So here’s something that a.mused me the other day and should serve as a cautionary tale on the rise and limitations of AI. Out of the blue, my partner says that my blog had become inaccessible from her workplace.
She works in an educational establishment and not surprisingly they use a number of products to protect their users from the worst the Internet has to offer. On further investigation, it appears the site has been flagged as “suspicious” by a product called Lightspeed Web Filter. Very odd, I hadn’t thought my posts about puppies and running would warrant a red flag, it’s clearly a misunderstanding, maybe something lost in translation.
The AI had pulled out “relevant” tokens and created a Dave Gorman‘esque found poem that quite frankly leaves absolutely nothing to the imagination. I have to say my heart skipped a beat on this one and for a split second, I thought the site had been hacked and used for nefarious purposes. It skipped another beat when I saw the site had been classified as kids and teens and bizarrely business real estate. All I can see is KIDS and those keywords against my web site, I had visions of the police knocking down the door any minute. For a middle age man with high blood pressure, this is truly the stuff of nightmares. A few deep breaths later I started to piece together what had happened.
In defence of the poor AI that had the uneviable and tedious task of trawling my site, I have used every single one of these words at some point, along with a good selection of other words from the Oxford English dictionary. Context though is king, which unfortunately appears to be a lesson that this particular AI has yet to fully understand and I suspect it’s not alone. Just to be clear this isn’t a pop at Lightspeed, they have a good product that protects their customers for the most part as intended.
There has been a war of words going on for decades now and it started back before the world wide web in the bulletin boards, mail and Usenet groups. As the barriers to communication were removed, spam filters using crudely crafted rules had the challenge of trying to determine if a post/mail was the real thing or a cunningly manufactured fake, usually offering the promise of wealth beyond imagination or Viagra or both if you were really lucky.
Over the years the rules became ever more complex and the ways of defeating them even more ingenious. Businesses offering web site filtering services now have to review all the content on a site, which in many cases will be varied and contain language that can be domain specific. It’s an incredibly difficult task to solve, especially when those who would circumvent it are one step behind.
I forgive the AI its limitations, after all, it was created by imperfect humans. My only suggestion to the developers of these services is to please ensure your AI isn’t adding to the problem by creating its own risque content, especially when it’s on a website that ironically isn’t going to get filtered (manually categorised ;-).

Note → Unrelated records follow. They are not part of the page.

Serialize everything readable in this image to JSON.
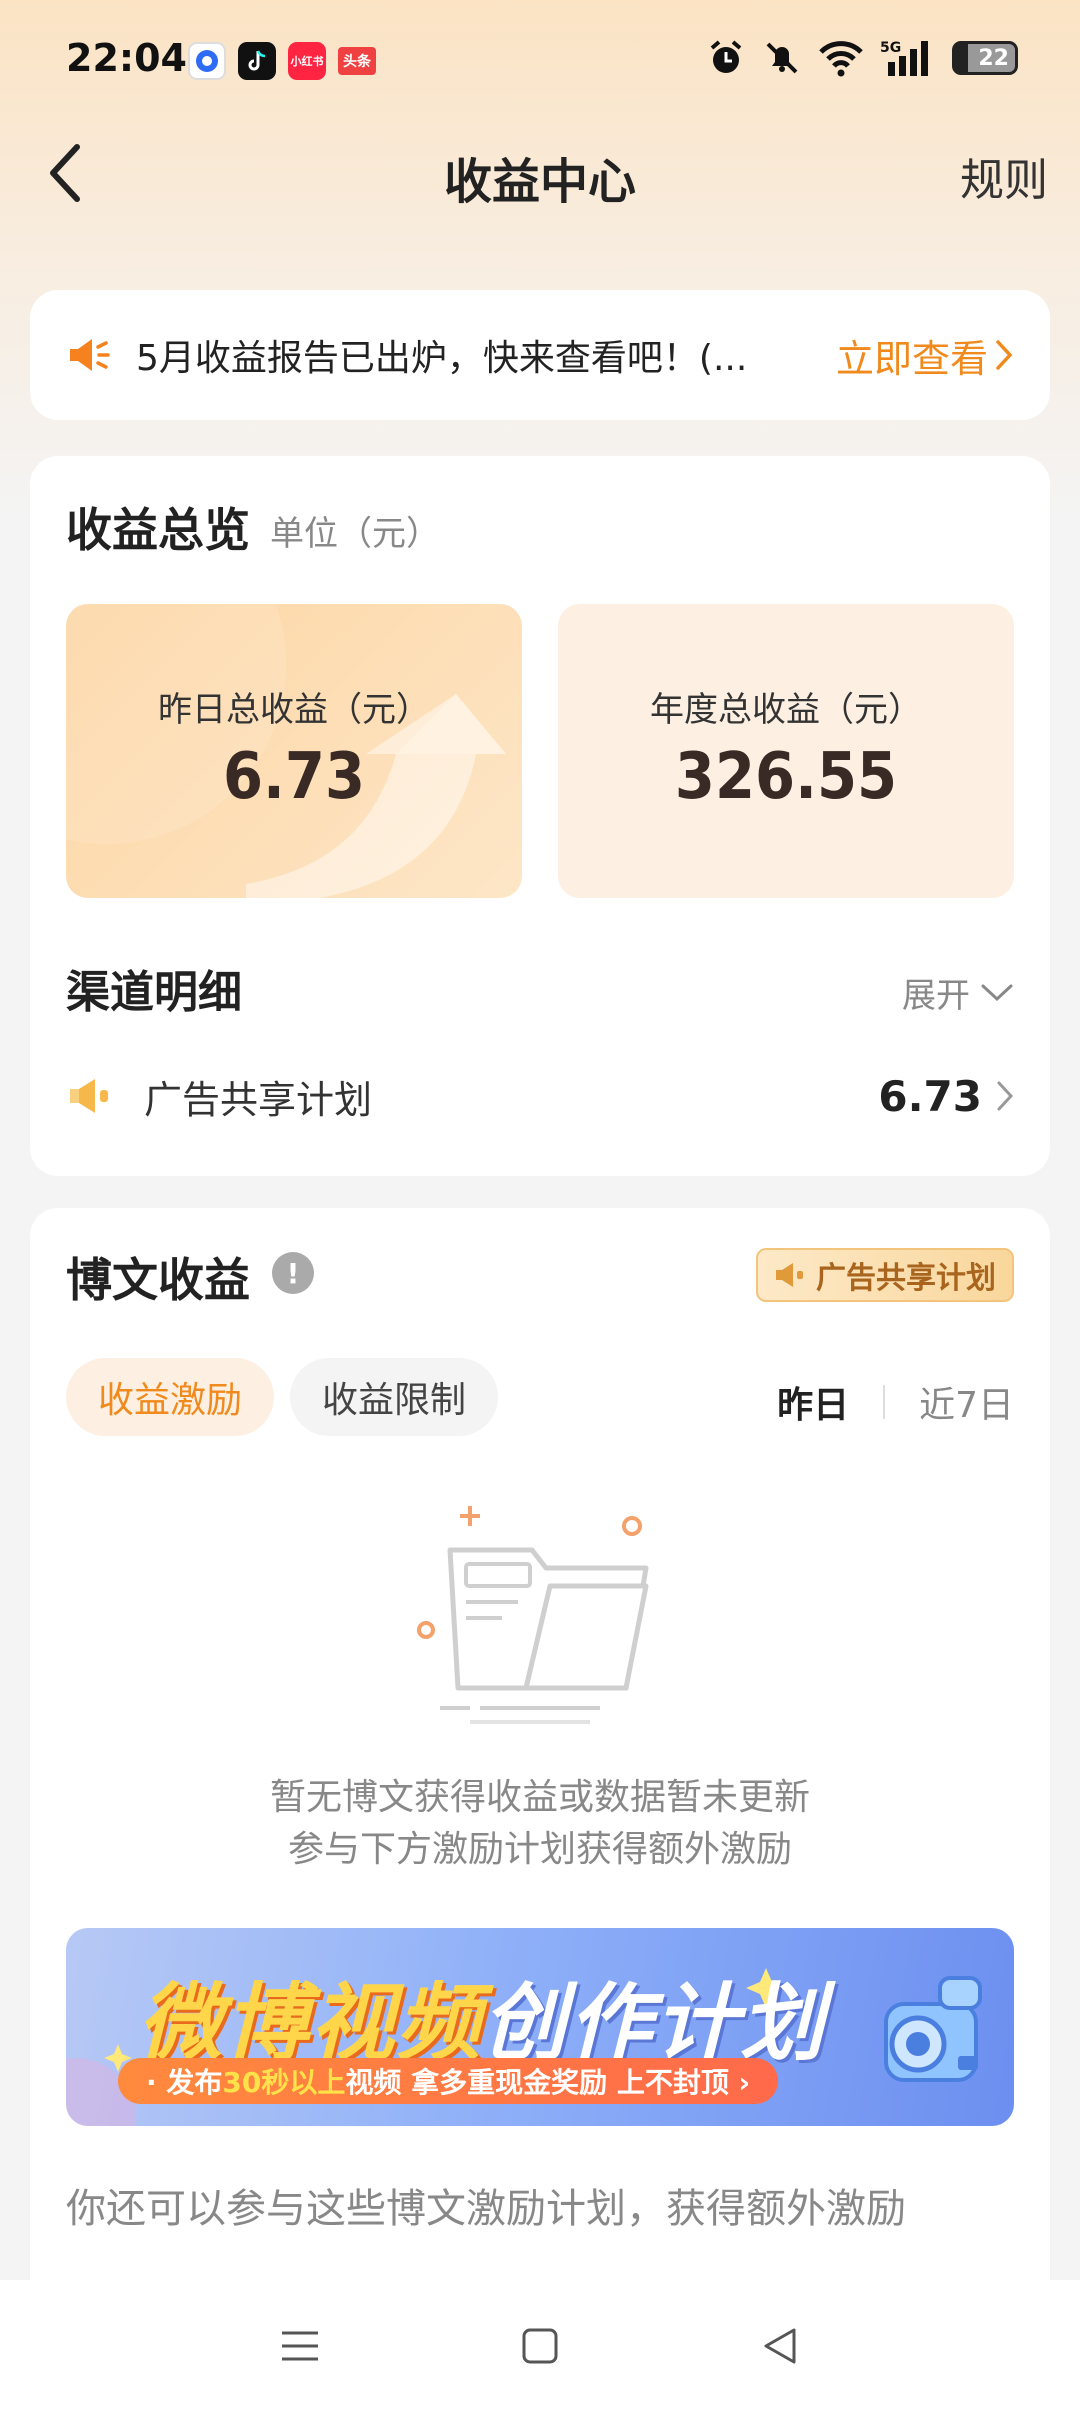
{
  "status_bar": {
    "time": "22:04",
    "apps": [
      {
        "name": "app-icon-blue",
        "label": "",
        "color": "#2f6cf5"
      },
      {
        "name": "tiktok-icon",
        "label": "",
        "color": "#111111"
      },
      {
        "name": "xiaohongshu-icon",
        "label": "小红书",
        "color": "#ff2442"
      },
      {
        "name": "toutiao-icon",
        "label": "头条",
        "color": "#f04142"
      }
    ],
    "battery": "22"
  },
  "header": {
    "title": "收益中心",
    "rules_label": "规则"
  },
  "notice": {
    "text": "5月收益报告已出炉，快来查看吧！(...",
    "link_label": "立即查看"
  },
  "overview": {
    "title": "收益总览",
    "unit": "单位（元）",
    "yesterday_label": "昨日总收益（元）",
    "yesterday_value": "6.73",
    "annual_label": "年度总收益（元）",
    "annual_value": "326.55"
  },
  "channels": {
    "title": "渠道明细",
    "expand_label": "展开",
    "items": [
      {
        "label": "广告共享计划",
        "value": "6.73"
      }
    ]
  },
  "posts": {
    "title": "博文收益",
    "ad_tag": "广告共享计划",
    "tabs": [
      "收益激励",
      "收益限制"
    ],
    "ranges": [
      "昨日",
      "近7日"
    ],
    "empty_line1": "暂无博文获得收益或数据暂未更新",
    "empty_line2": "参与下方激励计划获得额外激励",
    "banner": {
      "title_a": "微博视频",
      "title_b": "创作计划",
      "sub_a": "· 发布",
      "sub_hl": "30秒以上",
      "sub_b": "视频  拿多重现金奖励 上不封顶 ›"
    },
    "more_text": "你还可以参与这些博文激励计划，获得额外激励"
  },
  "colors": {
    "accent": "#f08a1c",
    "card": "#ffffff",
    "background": "#f4f4f4"
  }
}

Needless to say, I used the “Submit for Review” button on Lightspeed’s website and the team promptly reviewed the content and classified my site as “forums.personal” which is great as the business real estate inquiries were becoming a nuisance (joke). They have however still left the AI’s keyword poetry which I’d suggest is far more scandalous than any of the content on my site. I’m guessing that dictionary.com is whitelisted for fear of creating a work that would make even the Marquis de Sade blush.
I must admit I did test it on a few other blogging sites that I subscribe to and probably a 3rd of them had similar amusing results. If you are an amateur blogger and you want a laugh (and aren’t easily offended) you can check your entry below. Simply change mused.blog for your domain.

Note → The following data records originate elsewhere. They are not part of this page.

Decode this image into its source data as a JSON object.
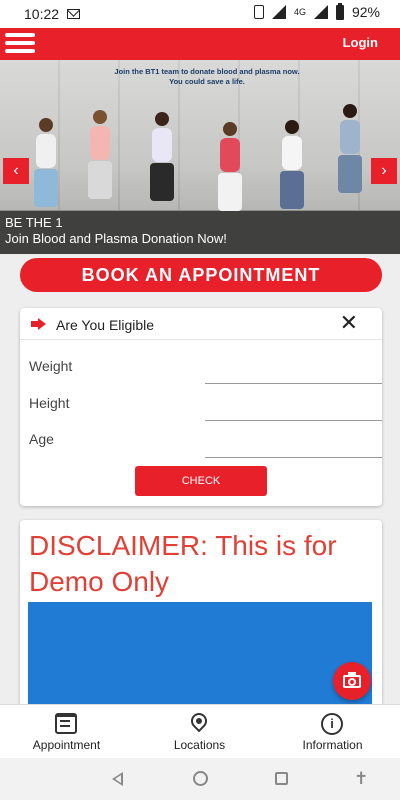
{
  "status_bar": {
    "time": "10:22",
    "network": "4G",
    "battery": "92%"
  },
  "header": {
    "login_label": "Login"
  },
  "hero": {
    "tagline": "Join the BT1 team to donate blood and plasma now. You could save a life.",
    "caption_line1": "BE THE 1",
    "caption_line2": "Join Blood and Plasma Donation Now!",
    "prev_label": "‹",
    "next_label": "›"
  },
  "book_button": {
    "label": "BOOK AN APPOINTMENT"
  },
  "eligibility": {
    "title": "Are You Eligible",
    "close_label": "✕",
    "fields": [
      {
        "label": "Weight",
        "value": ""
      },
      {
        "label": "Height",
        "value": ""
      },
      {
        "label": "Age",
        "value": ""
      }
    ],
    "check_label": "CHECK"
  },
  "disclaimer": {
    "text": "DISCLAIMER: This is for Demo Only"
  },
  "tabs": [
    {
      "label": "Appointment",
      "icon": "calendar-icon"
    },
    {
      "label": "Locations",
      "icon": "location-pin-icon"
    },
    {
      "label": "Information",
      "icon": "info-icon"
    }
  ],
  "colors": {
    "brand": "#e8202a",
    "disclaimer_text": "#e04035",
    "media_blue": "#1f7bd4"
  }
}
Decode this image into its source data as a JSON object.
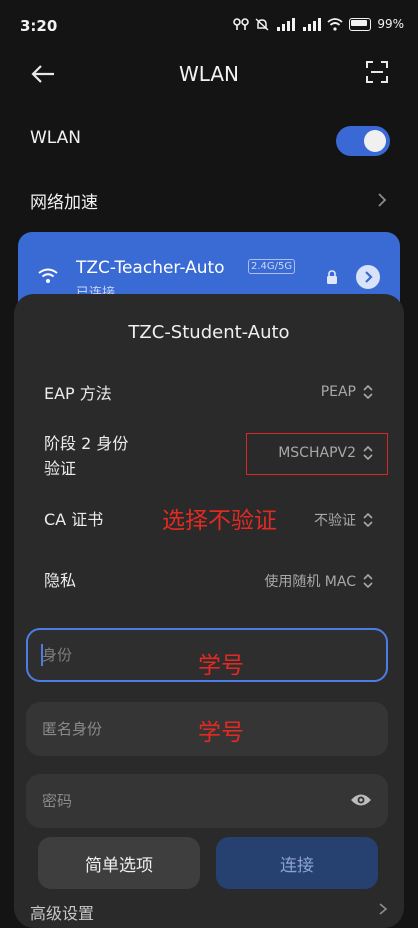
{
  "status": {
    "time": "3:20",
    "battery": "99%"
  },
  "header": {
    "title": "WLAN"
  },
  "settings": {
    "wlan_label": "WLAN",
    "accel_label": "网络加速"
  },
  "connected_network": {
    "ssid": "TZC-Teacher-Auto",
    "band": "2.4G/5G",
    "status": "已连接"
  },
  "dialog": {
    "title": "TZC-Student-Auto",
    "fields": [
      {
        "label": "EAP 方法",
        "value": "PEAP"
      },
      {
        "label": "阶段 2 身份\n验证",
        "value": "MSCHAPV2"
      },
      {
        "label": "CA 证书",
        "value": "不验证"
      },
      {
        "label": "隐私",
        "value": "使用随机 MAC"
      }
    ],
    "identity_placeholder": "身份",
    "anonymous_placeholder": "匿名身份",
    "password_placeholder": "密码",
    "simple_button": "简单选项",
    "connect_button": "连接"
  },
  "annotations": {
    "ca_note": "选择不验证",
    "identity_note": "学号",
    "anonymous_note": "学号"
  },
  "bottom_peek_text": "高级设置",
  "colors": {
    "accent": "#3a6ad3",
    "annotation_red": "#e22a22",
    "dialog_bg": "#2a2a2a"
  }
}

Feel free to post the best ones as comments, maybe we’ll hand out an award, or publish a book of computer pornographic poetry, god only knows who would own the copyright.
With so much science fiction providing cautionary tales of how AI will take over the world, I’m both reassured and concerned. Reassured because it’s clear a T-800 won’t be knocking down my door any time soon unless it’s to regale me with prose. On the other hand, an AI designed to remove smut has circumvented its designer’s narrow design goals and instead of filtering unwanted content has started generating its own.

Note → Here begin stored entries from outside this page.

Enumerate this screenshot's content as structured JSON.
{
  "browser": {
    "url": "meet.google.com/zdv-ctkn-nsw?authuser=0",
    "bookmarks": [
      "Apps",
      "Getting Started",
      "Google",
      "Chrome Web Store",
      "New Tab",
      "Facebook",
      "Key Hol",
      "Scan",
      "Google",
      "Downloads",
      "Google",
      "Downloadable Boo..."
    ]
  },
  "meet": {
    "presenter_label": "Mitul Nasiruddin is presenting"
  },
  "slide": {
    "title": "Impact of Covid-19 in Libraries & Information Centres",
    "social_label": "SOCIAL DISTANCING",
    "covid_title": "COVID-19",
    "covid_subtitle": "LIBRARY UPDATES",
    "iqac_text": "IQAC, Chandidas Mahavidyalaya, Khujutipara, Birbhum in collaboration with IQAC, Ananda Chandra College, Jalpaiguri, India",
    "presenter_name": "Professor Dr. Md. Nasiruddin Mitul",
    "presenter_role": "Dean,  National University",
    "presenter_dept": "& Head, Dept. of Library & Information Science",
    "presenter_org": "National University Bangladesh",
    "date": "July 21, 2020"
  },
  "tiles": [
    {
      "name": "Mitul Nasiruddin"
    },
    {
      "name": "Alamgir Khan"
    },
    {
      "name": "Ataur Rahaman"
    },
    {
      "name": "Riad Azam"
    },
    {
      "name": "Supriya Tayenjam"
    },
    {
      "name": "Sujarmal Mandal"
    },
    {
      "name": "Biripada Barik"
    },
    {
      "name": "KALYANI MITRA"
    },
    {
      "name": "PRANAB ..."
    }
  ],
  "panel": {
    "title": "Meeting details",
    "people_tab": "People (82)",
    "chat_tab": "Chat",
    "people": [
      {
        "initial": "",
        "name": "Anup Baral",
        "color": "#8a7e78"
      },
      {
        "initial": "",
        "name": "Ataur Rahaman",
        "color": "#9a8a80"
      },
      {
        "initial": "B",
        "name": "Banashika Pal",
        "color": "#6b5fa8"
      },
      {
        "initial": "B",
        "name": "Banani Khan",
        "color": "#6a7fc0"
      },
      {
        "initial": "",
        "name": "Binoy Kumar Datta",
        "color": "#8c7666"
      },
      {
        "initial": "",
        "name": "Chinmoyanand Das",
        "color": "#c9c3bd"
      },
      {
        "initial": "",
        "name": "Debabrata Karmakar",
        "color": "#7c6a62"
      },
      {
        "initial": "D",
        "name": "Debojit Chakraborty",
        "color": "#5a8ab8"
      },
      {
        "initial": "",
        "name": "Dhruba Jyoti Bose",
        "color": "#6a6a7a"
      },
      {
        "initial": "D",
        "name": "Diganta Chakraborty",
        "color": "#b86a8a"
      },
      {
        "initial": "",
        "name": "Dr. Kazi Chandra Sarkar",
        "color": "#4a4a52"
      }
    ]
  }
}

A taste of things to come maybe? Are our creations to undermine and outsmart us on every task we set them? For sure Asimov didn’t envisage this eventuality when he wrote his rules of robotics and it’s probably a bit too early to start debating the free speech rights of AI.
February 2019 Update
Since I originally wrote this article (back in Sept 2018), I’ve occasionally checked back to see what impact new posts might have on the AI’s creative output. I wasn’t disappointed Feb 2019 relevant tokens output is worthy of 50 shades:
I’ll admit it, I had to look up if “join key” was some kind of sexual innuendo. It does, however, seem to be innocent enough so I can only assume the AI is trying to appeal to database developers/admins?
July 2019 Update
Looks like the team over at Lightspeed have spotted the issue and updated the frontend so it doesn’t show the “relevant tokens” on the public page any more. Good job, it’s for the greater good, but I will secretly miss the output of my Tourette friend.